Having decided which criteria I would attempt to satisfy, I began to write the main petition. I would describe the process not as being particularly hard but rather long and tedious. I wrote the main body of the petition on Wednesdays either on the Caltrain or sitting at the back of Alberto’s nightclub in Mountain View before their Bachata social (which I would thoroughly recommend for any interested readers). I leveraged early versions of GPT and Claude to answer questions about specific forms and other legal matters which proved helpful. Assembling the exhibiits for the petition was also time consuming. I have to admit I probably went somewhat overboard in this regard, supplying every academic paper I’d ever coauthored, every email I’d ever received requesting me to review a paper, extensive information about my referees (including their Wikipedia pages), as well as a plethora of information about citation statistics. The last of these exhibits was mainly to provide quantitative support for the EB1A-specific criterion for being at the very top of your field. In sum total my petition counted some 1600 pages and is shown below (my entire PhD thesis was included as a single exhibit!).

A copy of my green card petition
A copy of my green card petition with a 1 gallon carton of milk included for scale.

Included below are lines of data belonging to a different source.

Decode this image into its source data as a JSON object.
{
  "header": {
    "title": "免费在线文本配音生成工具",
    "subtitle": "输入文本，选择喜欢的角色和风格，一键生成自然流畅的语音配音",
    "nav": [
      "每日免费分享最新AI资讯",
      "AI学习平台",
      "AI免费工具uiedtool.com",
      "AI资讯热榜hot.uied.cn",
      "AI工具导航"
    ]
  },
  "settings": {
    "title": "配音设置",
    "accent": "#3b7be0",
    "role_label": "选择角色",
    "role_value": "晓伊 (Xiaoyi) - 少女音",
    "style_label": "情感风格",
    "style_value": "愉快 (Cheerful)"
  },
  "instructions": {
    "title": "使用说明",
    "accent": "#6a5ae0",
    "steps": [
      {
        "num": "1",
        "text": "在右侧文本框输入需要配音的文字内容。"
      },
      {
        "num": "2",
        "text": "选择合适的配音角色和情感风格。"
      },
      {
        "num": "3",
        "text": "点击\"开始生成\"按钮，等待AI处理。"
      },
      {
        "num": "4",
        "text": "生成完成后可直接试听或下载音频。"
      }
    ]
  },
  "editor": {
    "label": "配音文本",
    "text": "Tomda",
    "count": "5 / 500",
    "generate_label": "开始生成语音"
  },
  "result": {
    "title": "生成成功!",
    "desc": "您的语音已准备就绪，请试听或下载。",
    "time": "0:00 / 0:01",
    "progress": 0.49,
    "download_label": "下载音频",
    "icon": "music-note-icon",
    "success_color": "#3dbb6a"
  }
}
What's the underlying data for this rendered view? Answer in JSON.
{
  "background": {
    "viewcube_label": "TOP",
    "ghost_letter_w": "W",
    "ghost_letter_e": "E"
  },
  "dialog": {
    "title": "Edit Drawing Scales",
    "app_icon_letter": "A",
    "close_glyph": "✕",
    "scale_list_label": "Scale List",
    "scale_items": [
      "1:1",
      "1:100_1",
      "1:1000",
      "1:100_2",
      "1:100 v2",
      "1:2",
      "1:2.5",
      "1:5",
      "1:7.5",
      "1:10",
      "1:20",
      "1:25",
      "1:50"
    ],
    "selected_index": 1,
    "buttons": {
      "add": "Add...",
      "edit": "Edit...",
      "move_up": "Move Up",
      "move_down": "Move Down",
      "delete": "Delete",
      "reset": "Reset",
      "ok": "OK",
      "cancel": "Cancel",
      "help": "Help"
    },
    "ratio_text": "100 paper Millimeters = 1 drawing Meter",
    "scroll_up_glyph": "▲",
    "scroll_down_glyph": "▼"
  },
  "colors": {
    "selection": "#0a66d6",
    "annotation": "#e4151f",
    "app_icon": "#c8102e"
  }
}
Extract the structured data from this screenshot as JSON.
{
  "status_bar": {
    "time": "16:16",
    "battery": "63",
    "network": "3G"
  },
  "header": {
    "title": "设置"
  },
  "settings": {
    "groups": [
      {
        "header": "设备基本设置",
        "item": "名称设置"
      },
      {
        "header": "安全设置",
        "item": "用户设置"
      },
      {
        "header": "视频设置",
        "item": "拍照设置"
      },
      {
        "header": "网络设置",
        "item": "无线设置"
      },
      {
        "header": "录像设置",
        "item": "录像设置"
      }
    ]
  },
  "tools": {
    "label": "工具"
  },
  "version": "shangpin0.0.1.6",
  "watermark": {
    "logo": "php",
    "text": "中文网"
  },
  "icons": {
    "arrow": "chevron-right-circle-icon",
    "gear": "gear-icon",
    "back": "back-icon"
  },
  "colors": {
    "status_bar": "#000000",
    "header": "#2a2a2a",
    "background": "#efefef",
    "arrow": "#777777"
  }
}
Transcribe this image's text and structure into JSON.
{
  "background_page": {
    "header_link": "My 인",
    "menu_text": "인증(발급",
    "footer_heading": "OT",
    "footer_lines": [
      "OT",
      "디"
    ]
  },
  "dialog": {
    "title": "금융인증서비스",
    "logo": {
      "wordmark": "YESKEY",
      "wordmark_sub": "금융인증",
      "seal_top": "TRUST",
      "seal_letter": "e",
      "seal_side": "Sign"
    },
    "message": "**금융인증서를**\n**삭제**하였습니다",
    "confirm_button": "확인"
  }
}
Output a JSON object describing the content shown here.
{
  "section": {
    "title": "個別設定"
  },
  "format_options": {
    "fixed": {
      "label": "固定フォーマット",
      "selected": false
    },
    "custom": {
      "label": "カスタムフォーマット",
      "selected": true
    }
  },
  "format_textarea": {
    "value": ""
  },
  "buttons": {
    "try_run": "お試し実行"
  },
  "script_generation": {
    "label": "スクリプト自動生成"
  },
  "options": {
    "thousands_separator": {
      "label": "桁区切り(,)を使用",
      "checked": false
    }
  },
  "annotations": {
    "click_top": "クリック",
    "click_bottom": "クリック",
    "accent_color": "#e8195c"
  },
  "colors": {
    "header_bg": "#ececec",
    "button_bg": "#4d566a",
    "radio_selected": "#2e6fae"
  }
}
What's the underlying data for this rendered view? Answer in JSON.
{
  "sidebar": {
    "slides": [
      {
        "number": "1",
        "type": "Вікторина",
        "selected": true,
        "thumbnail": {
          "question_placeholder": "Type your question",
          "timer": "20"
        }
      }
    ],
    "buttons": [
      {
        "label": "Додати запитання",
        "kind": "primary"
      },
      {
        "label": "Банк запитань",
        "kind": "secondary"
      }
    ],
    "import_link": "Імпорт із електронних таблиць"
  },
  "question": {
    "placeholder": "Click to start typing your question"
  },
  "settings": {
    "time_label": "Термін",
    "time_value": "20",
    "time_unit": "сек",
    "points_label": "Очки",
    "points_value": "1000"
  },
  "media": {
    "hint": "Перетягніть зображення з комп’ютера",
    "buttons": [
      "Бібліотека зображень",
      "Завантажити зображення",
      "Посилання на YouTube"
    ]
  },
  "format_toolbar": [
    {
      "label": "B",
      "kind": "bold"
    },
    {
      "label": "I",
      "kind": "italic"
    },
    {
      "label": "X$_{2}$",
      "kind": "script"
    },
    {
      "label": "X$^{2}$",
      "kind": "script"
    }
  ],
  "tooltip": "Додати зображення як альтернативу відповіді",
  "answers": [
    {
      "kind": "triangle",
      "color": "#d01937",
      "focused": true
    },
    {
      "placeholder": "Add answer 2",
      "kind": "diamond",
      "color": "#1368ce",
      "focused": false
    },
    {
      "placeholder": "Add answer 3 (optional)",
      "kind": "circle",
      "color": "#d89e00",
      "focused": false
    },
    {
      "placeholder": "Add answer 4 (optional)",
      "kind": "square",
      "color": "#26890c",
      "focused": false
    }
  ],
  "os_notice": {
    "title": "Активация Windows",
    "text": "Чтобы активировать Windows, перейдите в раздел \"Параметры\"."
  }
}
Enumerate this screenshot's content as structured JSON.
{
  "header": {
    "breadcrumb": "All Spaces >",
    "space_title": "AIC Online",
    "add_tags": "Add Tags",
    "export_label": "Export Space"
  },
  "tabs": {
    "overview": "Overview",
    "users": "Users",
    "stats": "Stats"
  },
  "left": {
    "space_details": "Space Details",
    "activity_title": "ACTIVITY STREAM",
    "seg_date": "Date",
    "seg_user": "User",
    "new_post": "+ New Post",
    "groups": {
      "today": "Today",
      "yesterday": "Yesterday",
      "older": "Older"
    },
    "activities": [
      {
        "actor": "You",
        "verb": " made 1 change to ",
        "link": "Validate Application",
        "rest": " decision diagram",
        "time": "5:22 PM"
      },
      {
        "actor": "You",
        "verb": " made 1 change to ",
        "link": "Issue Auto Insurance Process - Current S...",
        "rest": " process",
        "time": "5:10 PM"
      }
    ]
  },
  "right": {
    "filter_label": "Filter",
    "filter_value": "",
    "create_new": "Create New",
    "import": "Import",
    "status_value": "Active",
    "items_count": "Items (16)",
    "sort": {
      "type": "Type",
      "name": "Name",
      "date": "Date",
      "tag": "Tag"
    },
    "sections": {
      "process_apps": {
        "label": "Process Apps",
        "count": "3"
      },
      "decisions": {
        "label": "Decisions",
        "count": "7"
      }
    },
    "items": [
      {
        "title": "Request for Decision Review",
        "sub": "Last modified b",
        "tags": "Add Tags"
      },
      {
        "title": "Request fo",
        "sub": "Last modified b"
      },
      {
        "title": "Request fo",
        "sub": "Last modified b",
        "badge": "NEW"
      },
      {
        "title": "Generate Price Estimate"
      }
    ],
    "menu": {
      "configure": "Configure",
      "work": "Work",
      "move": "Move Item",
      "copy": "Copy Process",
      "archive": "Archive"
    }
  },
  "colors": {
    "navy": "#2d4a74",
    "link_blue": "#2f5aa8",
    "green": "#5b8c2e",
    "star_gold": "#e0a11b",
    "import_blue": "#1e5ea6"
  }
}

I sent a digital copy of the petition to an immigration lawyer, Yaming Gao, to check for any obvious errors. Yaming was the same lawyer used by Razvan. Yaming was very efficient and did a great job reviewing the application, charging $200. After completing the required forms, namely the I-14O, I-907 for premium processing, and the G-1145 for e-notification of receipt, I printed two copies of the petition, assembled them into lever arch folders, and mailed them to USCIS via FedEx with the filing fees for each form attached as separate checks. My I-140 was approved within 7 days with premium processing. I receieved the approval just before I travelled to New Orleans to attend NeurIPS 2023.

What Happens Next?

After my I-140 was approved, the road to the green card was still quite long. I submitted the I-485, I-693, and I-765 in February 2024. The main bottleneck here was taking the medical examinations and receiving the vaccinations necessary for the I-693. I recieved notice for my biometrics appointment via mail in late February 2024 and had my fingerprints taken in San Francisco. Although my Employment Authorization Document (EAD card) was approved in June, USPS mailed it to the wrong address and so I never received it. Ensure you keep your address up to date with USCIS! The last time I checked you are required to change address for each active petition (e.g. I-14O vs. I-485). Fortunately, however, I obtained my green card in August 2024 which, as a nice touch, contained the welcome leaflet below.

A copy of my green card petition
A warm welcome to the USA.

The leaflet very helpfully included resources on improving my English language skills as a newly ordained immigrant to the USA. Resources, I no doubt could have made use of when preparing my 1600 page EB1A petition!